However, a report published after inspectors visited in October and November 2018 said services were improving, despite children, young people and their carers receiving an inconsistent service.
Inspectors noted the quality of management oversight was "inconsistent", and supervision of case work variable in frequency, quality and effectiveness, for which they blamed a high turnover of social workers and managers.
They found lack of oversight to be particularly problematic within permanence planning for children, where inspectors said there was no system in place to oversee practice.
However, they praised director of children's services, Ann Graham, for delivering a "significant increase in pace and re-focus on plans to address identified priorities" since she joined the council in April 2018.
"She has a clear grip on presenting issues and is driving actions to make improvements," the report stated.
"For example, she chairs the children's improvement board, the joint area targeted inspection action plan group, quarterly performance meetings and the recruitment and retention board."
Inspectors were positive about social workers, who were found to know children in care well and to visit them "regularly in response to their needs, and often beyond statutory expectations".
"Inspectors were impressed by social workers' efforts to develop relationships with children who have had difficult experiences and have shown sensitivity and empathy towards young people in these circumstances," the report stated.
It added: "Reflecting the diversity of the local population, social workers have a sophisticated awareness of diversity and how cultural, religious and other factors underpin children's sense of identity, as well as how they impact on need and risk.
"Inspectors found this was an integral and core part of everyday practice for social workers."
However, Inspectors noted that evidence of work undertaken with children was not always recoded in their files.
Social workers were found to be failing to keep records up to date by not revising children's assessments when their circumstances changed.
This was particularly the case for children with disabilities, where inspectors noted: "In the majority of cases, plans focus on the needs of parents rather than the child."
Services for care leavers have improved since the last inspection - the department was rated requires improvement in 2014 - and are now "a significant strength", the report stated.
It praised staff for creating clear pathway plans, which were regularly reviewed, and for offering care leavers "a range of opportunities for them to gain skills and confidence and to prepare for living independently".
Inspectors also said the authority had a range of suitable accommodation for care leavers, and that social workers were in touch with the vast majority of their care leavers, and demonstrated "continuous efforts when they are not".
Elin Weston, Haringey Council cabinet member for children, education and families, said: "We welcome the findings of the recent Ofsted inspection.

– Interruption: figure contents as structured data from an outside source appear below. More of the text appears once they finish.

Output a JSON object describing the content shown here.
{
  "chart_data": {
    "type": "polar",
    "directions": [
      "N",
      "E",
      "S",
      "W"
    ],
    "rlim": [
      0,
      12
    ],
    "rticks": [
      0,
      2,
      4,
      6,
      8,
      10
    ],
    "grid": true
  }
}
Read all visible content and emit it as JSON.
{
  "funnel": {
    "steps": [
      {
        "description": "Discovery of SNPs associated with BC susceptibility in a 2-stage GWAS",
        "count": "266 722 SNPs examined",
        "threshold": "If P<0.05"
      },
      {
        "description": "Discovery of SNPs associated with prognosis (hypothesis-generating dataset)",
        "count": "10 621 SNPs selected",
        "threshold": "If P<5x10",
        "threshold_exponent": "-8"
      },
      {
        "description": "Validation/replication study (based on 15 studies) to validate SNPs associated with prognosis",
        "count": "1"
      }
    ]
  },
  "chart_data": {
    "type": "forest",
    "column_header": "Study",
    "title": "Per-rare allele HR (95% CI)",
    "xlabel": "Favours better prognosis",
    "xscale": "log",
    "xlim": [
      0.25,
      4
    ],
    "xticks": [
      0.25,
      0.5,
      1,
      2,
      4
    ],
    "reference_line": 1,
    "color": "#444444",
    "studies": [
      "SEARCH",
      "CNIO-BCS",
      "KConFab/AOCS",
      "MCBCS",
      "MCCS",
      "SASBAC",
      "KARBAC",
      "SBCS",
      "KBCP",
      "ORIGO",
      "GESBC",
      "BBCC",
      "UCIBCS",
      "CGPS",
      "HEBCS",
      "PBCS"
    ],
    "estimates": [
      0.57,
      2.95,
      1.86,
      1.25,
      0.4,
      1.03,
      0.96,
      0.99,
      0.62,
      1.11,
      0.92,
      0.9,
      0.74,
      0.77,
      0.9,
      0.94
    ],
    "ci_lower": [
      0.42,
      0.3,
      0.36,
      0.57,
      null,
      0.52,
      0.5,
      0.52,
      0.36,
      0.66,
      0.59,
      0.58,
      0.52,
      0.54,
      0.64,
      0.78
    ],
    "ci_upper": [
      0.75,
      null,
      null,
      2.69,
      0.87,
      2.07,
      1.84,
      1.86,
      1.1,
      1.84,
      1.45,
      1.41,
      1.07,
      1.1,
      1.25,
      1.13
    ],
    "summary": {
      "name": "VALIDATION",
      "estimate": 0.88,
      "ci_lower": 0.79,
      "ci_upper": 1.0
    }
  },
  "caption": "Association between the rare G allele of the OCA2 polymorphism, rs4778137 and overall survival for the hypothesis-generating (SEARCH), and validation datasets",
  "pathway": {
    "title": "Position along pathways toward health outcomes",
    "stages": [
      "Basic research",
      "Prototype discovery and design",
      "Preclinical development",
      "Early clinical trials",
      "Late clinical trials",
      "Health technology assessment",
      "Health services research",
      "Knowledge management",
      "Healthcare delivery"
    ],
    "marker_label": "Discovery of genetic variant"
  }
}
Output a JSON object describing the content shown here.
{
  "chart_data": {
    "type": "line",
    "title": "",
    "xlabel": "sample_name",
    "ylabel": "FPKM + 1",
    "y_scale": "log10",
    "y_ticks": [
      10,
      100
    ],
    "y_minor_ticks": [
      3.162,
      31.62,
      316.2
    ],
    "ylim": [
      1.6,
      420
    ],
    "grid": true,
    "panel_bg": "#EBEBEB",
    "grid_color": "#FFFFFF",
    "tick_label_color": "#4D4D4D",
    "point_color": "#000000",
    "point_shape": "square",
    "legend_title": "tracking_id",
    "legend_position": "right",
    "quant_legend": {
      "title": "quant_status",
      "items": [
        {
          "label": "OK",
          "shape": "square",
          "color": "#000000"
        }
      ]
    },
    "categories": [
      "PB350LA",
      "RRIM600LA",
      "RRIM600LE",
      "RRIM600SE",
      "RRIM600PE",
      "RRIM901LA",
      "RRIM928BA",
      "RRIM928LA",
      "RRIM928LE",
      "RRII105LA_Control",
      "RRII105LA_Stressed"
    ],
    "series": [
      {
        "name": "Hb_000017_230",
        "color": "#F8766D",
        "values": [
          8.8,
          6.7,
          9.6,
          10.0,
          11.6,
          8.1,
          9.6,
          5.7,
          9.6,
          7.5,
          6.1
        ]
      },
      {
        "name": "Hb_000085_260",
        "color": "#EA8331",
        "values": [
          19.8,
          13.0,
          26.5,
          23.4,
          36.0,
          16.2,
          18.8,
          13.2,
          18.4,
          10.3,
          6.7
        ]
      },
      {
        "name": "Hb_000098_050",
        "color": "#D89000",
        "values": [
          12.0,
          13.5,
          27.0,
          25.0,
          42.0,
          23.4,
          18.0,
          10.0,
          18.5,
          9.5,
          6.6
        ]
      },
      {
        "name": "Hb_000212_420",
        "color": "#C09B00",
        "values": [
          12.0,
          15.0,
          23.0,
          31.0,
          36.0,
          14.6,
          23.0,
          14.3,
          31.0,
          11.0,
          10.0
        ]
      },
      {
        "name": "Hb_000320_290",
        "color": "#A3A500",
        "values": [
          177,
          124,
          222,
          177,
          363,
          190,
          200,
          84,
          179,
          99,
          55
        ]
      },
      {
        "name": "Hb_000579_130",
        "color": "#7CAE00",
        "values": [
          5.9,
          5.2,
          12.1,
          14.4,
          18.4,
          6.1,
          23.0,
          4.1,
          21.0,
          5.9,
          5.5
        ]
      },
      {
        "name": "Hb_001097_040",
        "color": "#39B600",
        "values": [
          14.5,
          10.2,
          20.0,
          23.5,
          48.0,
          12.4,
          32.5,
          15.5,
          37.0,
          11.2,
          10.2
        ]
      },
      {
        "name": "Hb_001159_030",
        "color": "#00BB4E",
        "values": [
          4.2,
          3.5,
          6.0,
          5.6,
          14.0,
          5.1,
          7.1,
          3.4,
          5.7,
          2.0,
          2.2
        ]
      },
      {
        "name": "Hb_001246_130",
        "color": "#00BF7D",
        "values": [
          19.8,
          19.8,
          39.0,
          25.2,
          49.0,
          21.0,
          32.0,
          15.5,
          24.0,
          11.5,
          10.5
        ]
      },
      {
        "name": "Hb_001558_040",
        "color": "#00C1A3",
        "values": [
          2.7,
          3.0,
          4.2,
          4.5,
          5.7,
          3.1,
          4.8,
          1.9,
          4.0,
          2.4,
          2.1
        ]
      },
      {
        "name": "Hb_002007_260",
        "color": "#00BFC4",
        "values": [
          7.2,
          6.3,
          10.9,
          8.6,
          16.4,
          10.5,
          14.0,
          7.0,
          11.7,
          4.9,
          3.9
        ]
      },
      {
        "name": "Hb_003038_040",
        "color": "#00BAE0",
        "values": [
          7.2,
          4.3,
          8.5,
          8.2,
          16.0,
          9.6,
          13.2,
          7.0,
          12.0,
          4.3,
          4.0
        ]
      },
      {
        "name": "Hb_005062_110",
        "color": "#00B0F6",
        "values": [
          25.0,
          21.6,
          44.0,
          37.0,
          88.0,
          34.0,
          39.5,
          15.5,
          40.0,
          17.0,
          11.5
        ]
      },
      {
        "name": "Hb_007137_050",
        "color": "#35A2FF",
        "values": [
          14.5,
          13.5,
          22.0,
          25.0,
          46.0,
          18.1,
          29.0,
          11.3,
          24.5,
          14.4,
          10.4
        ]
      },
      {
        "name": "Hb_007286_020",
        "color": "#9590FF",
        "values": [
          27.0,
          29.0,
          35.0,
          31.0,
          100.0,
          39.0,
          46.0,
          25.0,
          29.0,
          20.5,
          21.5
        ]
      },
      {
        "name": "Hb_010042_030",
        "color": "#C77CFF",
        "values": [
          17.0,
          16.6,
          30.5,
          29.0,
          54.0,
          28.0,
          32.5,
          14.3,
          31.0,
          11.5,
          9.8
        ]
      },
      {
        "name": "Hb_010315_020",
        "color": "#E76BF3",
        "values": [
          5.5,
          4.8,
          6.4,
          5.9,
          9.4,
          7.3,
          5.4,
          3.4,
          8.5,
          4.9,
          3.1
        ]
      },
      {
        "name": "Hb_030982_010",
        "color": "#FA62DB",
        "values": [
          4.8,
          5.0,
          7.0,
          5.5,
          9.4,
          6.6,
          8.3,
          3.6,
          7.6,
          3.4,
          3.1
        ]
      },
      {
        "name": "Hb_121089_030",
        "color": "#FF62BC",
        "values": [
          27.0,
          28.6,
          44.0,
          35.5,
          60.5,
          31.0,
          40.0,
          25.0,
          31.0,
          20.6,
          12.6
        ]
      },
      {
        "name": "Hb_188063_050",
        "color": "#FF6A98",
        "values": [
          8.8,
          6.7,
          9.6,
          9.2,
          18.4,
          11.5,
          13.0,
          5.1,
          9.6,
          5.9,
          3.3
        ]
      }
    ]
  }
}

We're pleased that the inspectors highlighted a number of examples of good practice at Haringey and recognised that a number of improvements have already been made.
"In particular, the inspectors recognised the work of our incredibly dedicated, ‘ambitious' social workers and described them as tenacious in their efforts to support young people. The inspector also noted that there has been an increase in pace and a new focus on making the changes needed to the service, following the appointment of our new permanent director.
"We wholeheartedly take on board the recommendations the inspectors made and we remain committed to giving all of Haringey's children the very best start in life. We are already taking steps to address many of the challenges that were highlighted in the report."
In January a joint inspection of Haringey children's services by Ofsted, the Care Quality Commission, and the police and probation inspectorates criticised the authority's multi-agency efforts to support children at risk of neglect.
However, the most recent report said the council had demonstrated "substantive improvements" in this work.
Haringey's children's services came under intense scrutiny following the death of Baby Peter Connelly in August 2007.